Monash Business School researchers dominate ARC grants

The way children use their time, the link between relationships and happiness, and the economic impact of loneliness are among Monash Business School research topics awarded grants from the Australian Research Council (ARC).Abstract colourful wall

Monash Business School has dominated in the area of economics and commerce, management, and tourism and services. Of the $8.8 million allocated to these areas, Monash Business School will receive 16% of the funds – placing it first in the Group of Eight universities.

In total, Monash Business School projects have been awarded around $1.4 million in grants from the ARC for projects starting next year.

Researchers from Monash Business School’s Centre for Health Economics (CHE) have accounted for three of the four funded grants.

Senior Research Fellow, Dr Nicole Black was awarded a Discovery Early Career Researcher Award (DECRA) for her work into children's time investments, cognitive development and health. Dr Black plans to research how children and adolescents spend their time and how this affects their health and development. The project is set to help inform government policies to improve education and prevent harmful behaviours in children.

Senior Research Fellow, Dr Gang Chen has also been awarded a DECRA to examine what Australians really care about. Dr Chen will examine how people’s health and relationships throughout their life impact on their sense of wellbeing.

Professor Michael Shields will lead a Discovery Project conducting econometric studies on the dynamics of loneliness and social isolation. The aim of the project is to give policy-makers a better understanding of what triggers feelings of loneliness and social isolation, and to quantify the costs of this.

Four other Monash Business School researchers have also been named as Chief Investigators on other successful ARC Discovery Projects.

Head of the Department of Marketing Professor Harmen Oppewal and Associate Professor Emily Lancsar from the Centre for Health Economics will be working on a joint project to help better estimate how people make choices in the context of marketing, transport, health, and environmental economics.

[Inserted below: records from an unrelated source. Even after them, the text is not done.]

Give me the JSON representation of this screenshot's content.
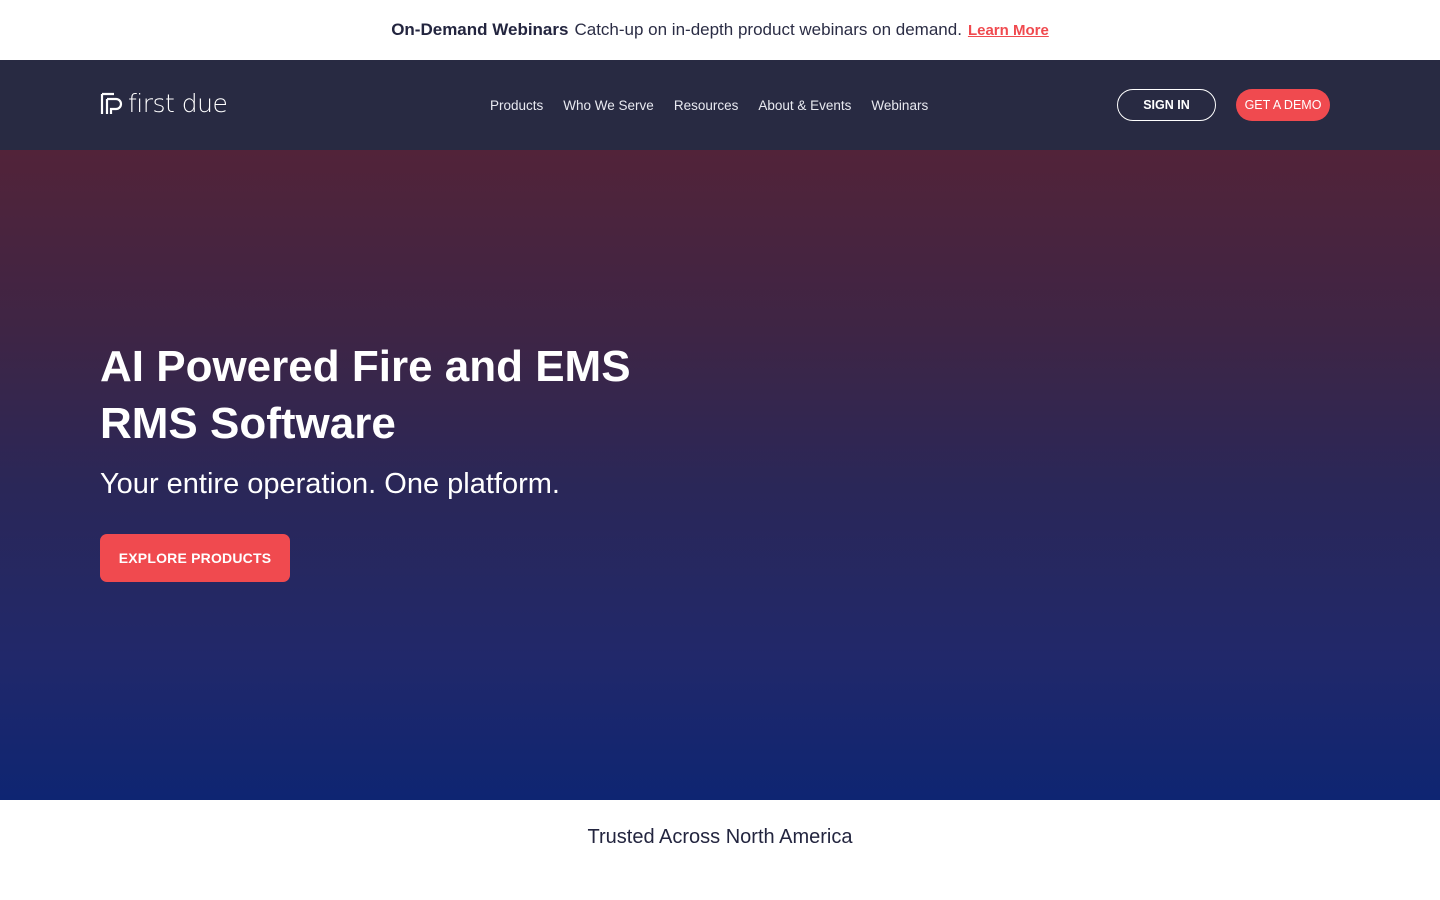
{
  "announcement": {
    "title": "On-Demand Webinars",
    "text": "Catch-up on in-depth product webinars on demand.",
    "link_label": "Learn More"
  },
  "nav": {
    "logo_text": "first due",
    "items": [
      {
        "label": "Products"
      },
      {
        "label": "Who We Serve"
      },
      {
        "label": "Resources"
      },
      {
        "label": "About & Events"
      },
      {
        "label": "Webinars"
      }
    ],
    "sign_in_label": "SIGN IN",
    "demo_label": "GET A DEMO"
  },
  "hero": {
    "title": "AI Powered Fire and EMS RMS Software",
    "subtitle": "Your entire operation. One platform.",
    "cta_label": "EXPLORE PRODUCTS"
  },
  "trusted": {
    "title": "Trusted Across North America"
  },
  "colors": {
    "accent": "#f04a4f",
    "nav_bg": "#282a42",
    "hero_top": "#522339",
    "hero_bottom": "#0e2572"
  }
}
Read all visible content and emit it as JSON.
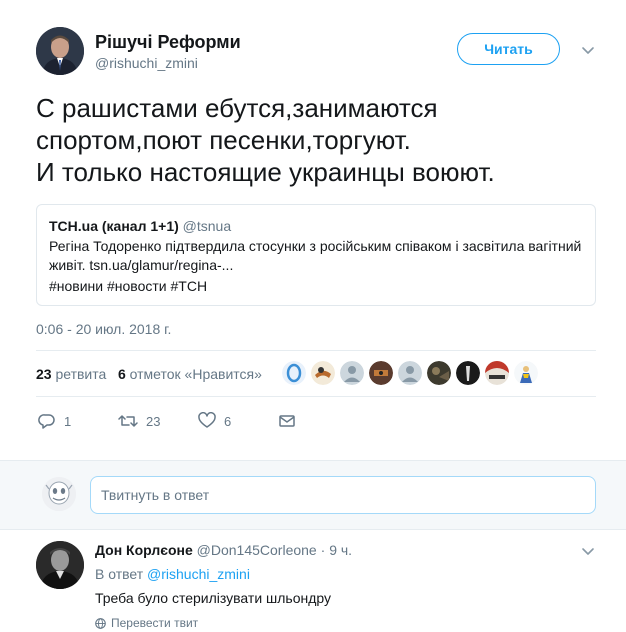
{
  "tweet": {
    "author": {
      "display_name": "Рішучі Реформи",
      "handle": "@rishuchi_zmini"
    },
    "follow_label": "Читать",
    "text_lines": [
      "С рашистами ебутся,занимаются",
      "спортом,поют песенки,торгуют.",
      "И только настоящие украинцы воюют."
    ],
    "quote": {
      "name": "ТСН.ua (канал 1+1)",
      "handle": "@tsnua",
      "text": "Регіна Тодоренко підтвердила стосунки з російським співаком і засвітила вагітний живіт. tsn.ua/glamur/regina-...",
      "hashtags": "#новини #новости #ТСН"
    },
    "timestamp": "0:06 - 20 июл. 2018 г.",
    "stats": {
      "retweets_count": "23",
      "retweets_label": "ретвита",
      "likes_count": "6",
      "likes_label": "отметок «Нравится»"
    },
    "actions": {
      "replies": "1",
      "retweets": "23",
      "likes": "6"
    }
  },
  "reply_box": {
    "placeholder": "Твитнуть в ответ"
  },
  "reply": {
    "display_name": "Дон Корлєоне",
    "handle": "@Don145Corleone",
    "separator": "·",
    "time": "9 ч.",
    "reply_to_label": "В ответ",
    "reply_to_handle": "@rishuchi_zmini",
    "text": "Треба було стерилізувати шльондру",
    "translate_label": "Перевести твит"
  },
  "colors": {
    "accent": "#1da1f2",
    "secondary_text": "#657786",
    "primary_text": "#14171a"
  }
}
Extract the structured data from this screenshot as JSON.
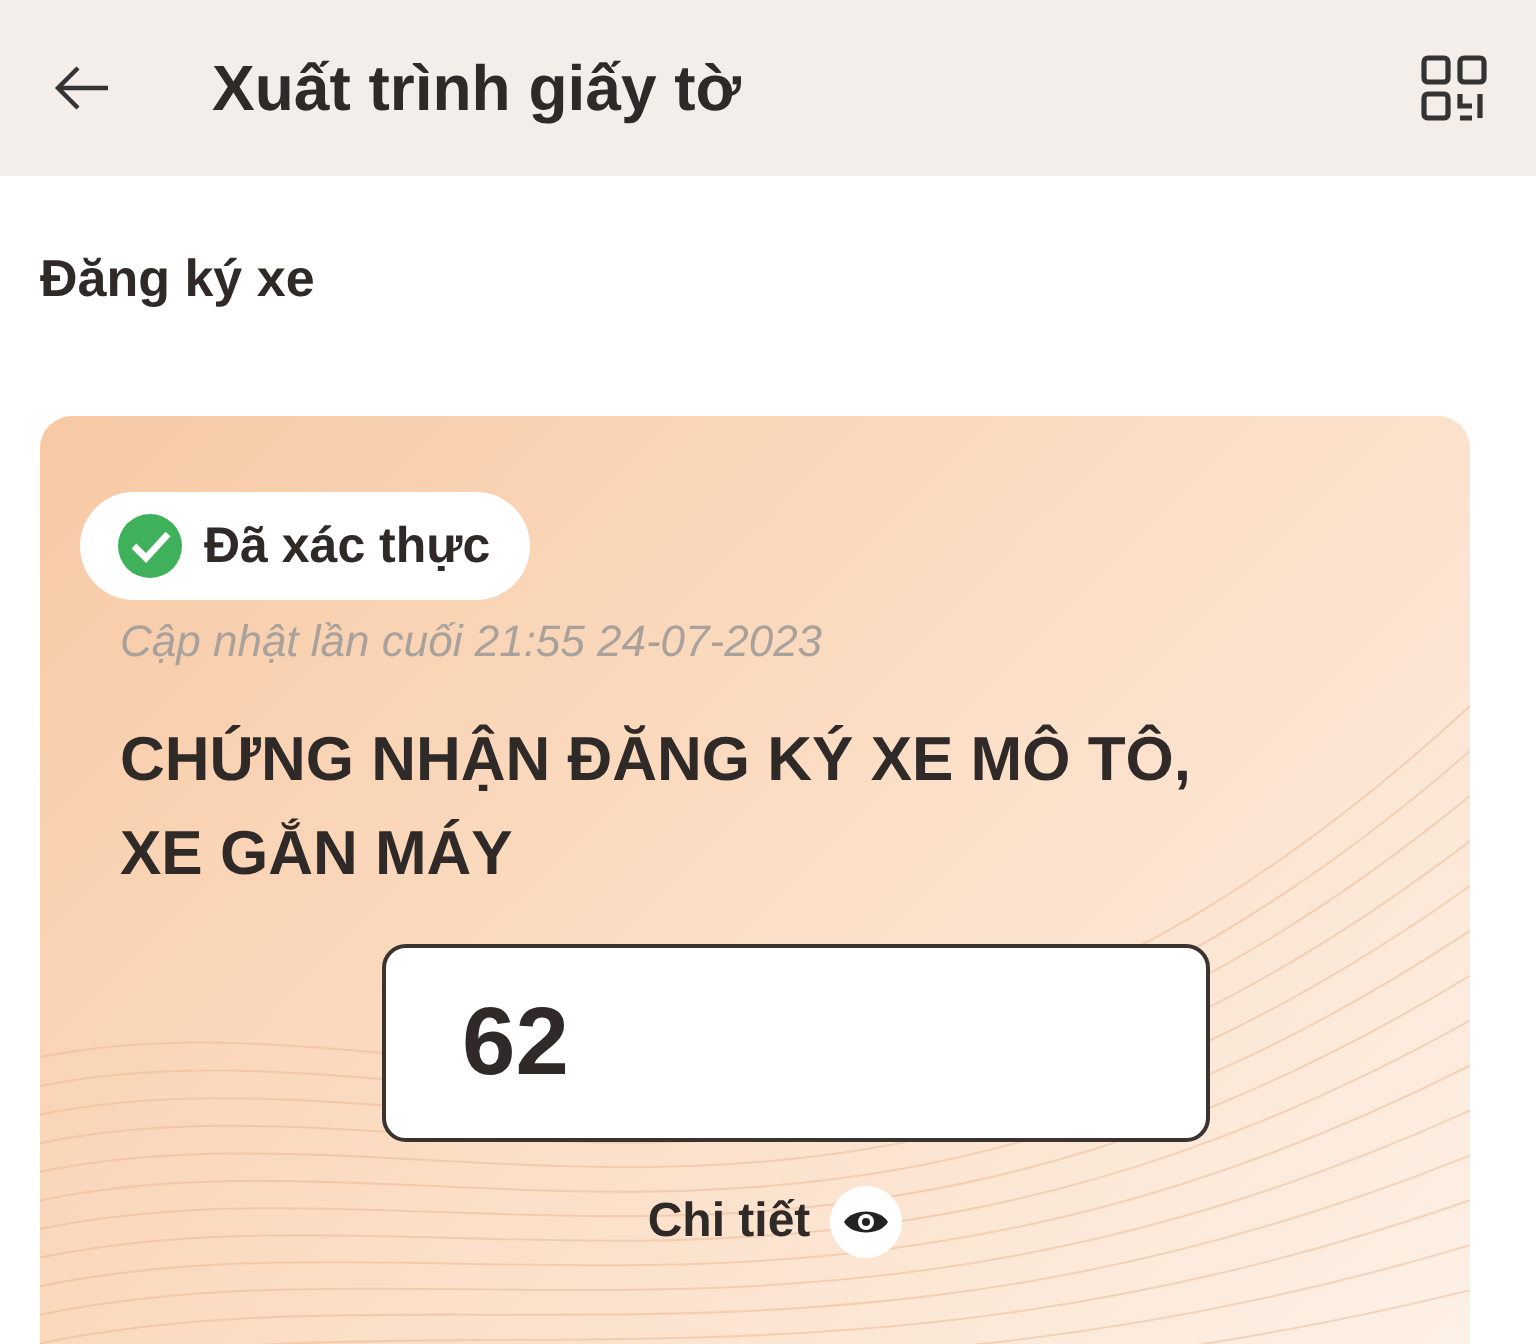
{
  "header": {
    "title": "Xuất trình giấy tờ"
  },
  "section": {
    "title": "Đăng ký xe"
  },
  "card": {
    "status": {
      "label": "Đã xác thực",
      "verified": true
    },
    "updated": "Cập nhật lần cuối 21:55 24-07-2023",
    "title": "CHỨNG NHẬN ĐĂNG KÝ XE MÔ TÔ, XE GẮN MÁY",
    "plate": "62",
    "details_link": "Chi tiết"
  }
}
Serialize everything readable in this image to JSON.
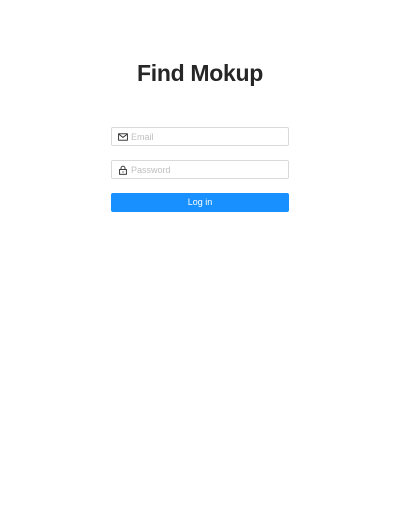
{
  "page": {
    "title": "Find Mokup"
  },
  "login_form": {
    "email": {
      "placeholder": "Email",
      "value": "",
      "icon": "mail-icon"
    },
    "password": {
      "placeholder": "Password",
      "value": "",
      "icon": "lock-icon"
    },
    "submit_label": "Log in"
  },
  "colors": {
    "primary": "#1890ff",
    "border": "#d9d9d9",
    "placeholder": "#bfbfbf",
    "text": "#262626"
  }
}
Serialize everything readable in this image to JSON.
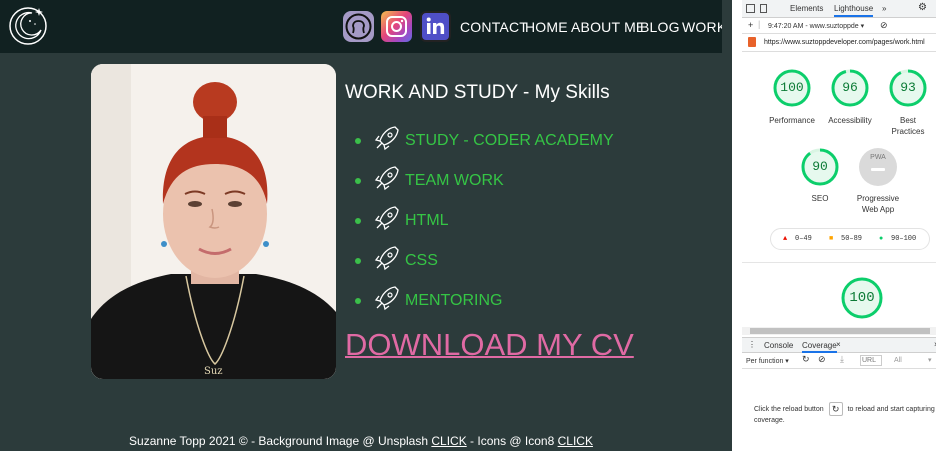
{
  "nav": {
    "links": [
      "CONTACT",
      "HOME",
      "ABOUT ME",
      "BLOG",
      "WORK"
    ],
    "icons": [
      "github-icon",
      "instagram-icon",
      "linkedin-icon"
    ]
  },
  "main": {
    "heading": "WORK AND STUDY - My Skills",
    "skills": [
      "STUDY - CODER ACADEMY",
      "TEAM WORK",
      "HTML",
      "CSS",
      "MENTORING"
    ],
    "cv_link": "DOWNLOAD MY CV"
  },
  "footer": {
    "text1": "Suzanne Topp 2021 © - Background Image @ Unsplash ",
    "link1": "CLICK",
    "text2": " - Icons @ Icon8 ",
    "link2": "CLICK"
  },
  "colors": {
    "site_bg": "#2c3b3b",
    "nav_bg": "#112121",
    "skill_green": "#35c545",
    "cv_pink": "#e06aa4",
    "score_green": "#0cce6b"
  },
  "devtools": {
    "tabs": [
      "Elements",
      "Lighthouse",
      "»"
    ],
    "active_tab": "Lighthouse",
    "report_select": "9:47:20 AM - www.suztoppde ▾",
    "url": "https://www.suztoppdeveloper.com/pages/work.html",
    "scores": [
      {
        "value": "100",
        "label": "Performance"
      },
      {
        "value": "96",
        "label": "Accessibility"
      },
      {
        "value": "93",
        "label": "Best Practices"
      },
      {
        "value": "90",
        "label": "SEO"
      }
    ],
    "pwa": {
      "badge": "PWA",
      "label": "Progressive Web App"
    },
    "legend": [
      "0–49",
      "50–89",
      "90–100"
    ],
    "big_score": "100",
    "drawer_tabs": [
      "Console",
      "Coverage"
    ],
    "per_function": "Per function ▾",
    "url_filter_placeholder": "URL",
    "all_select": "All",
    "coverage_msg_before": "Click the reload button",
    "coverage_msg_after": "to reload and start capturing coverage."
  }
}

Dan Zhu from the Department of Econometrics and Business Statistics will work on a joint study with the University of Melbourne on prior sensitivity analysis for Bayesian Markov chain Monte Carlo output. This study will allow researchers to assess the sensitivity of the results to the data inputs.

Associate Professor Lionel Frost from the Department of Economics will contribute to a joint project on water and the making of urban Australia since 1900.

Dr Luke Greenacre from the Department of Marketing will be an Associate Investigator on a project with the Menzies School of Health Research. The project will investigate the use of interventions in the retail food environment to improve diet in remote indigenous communities.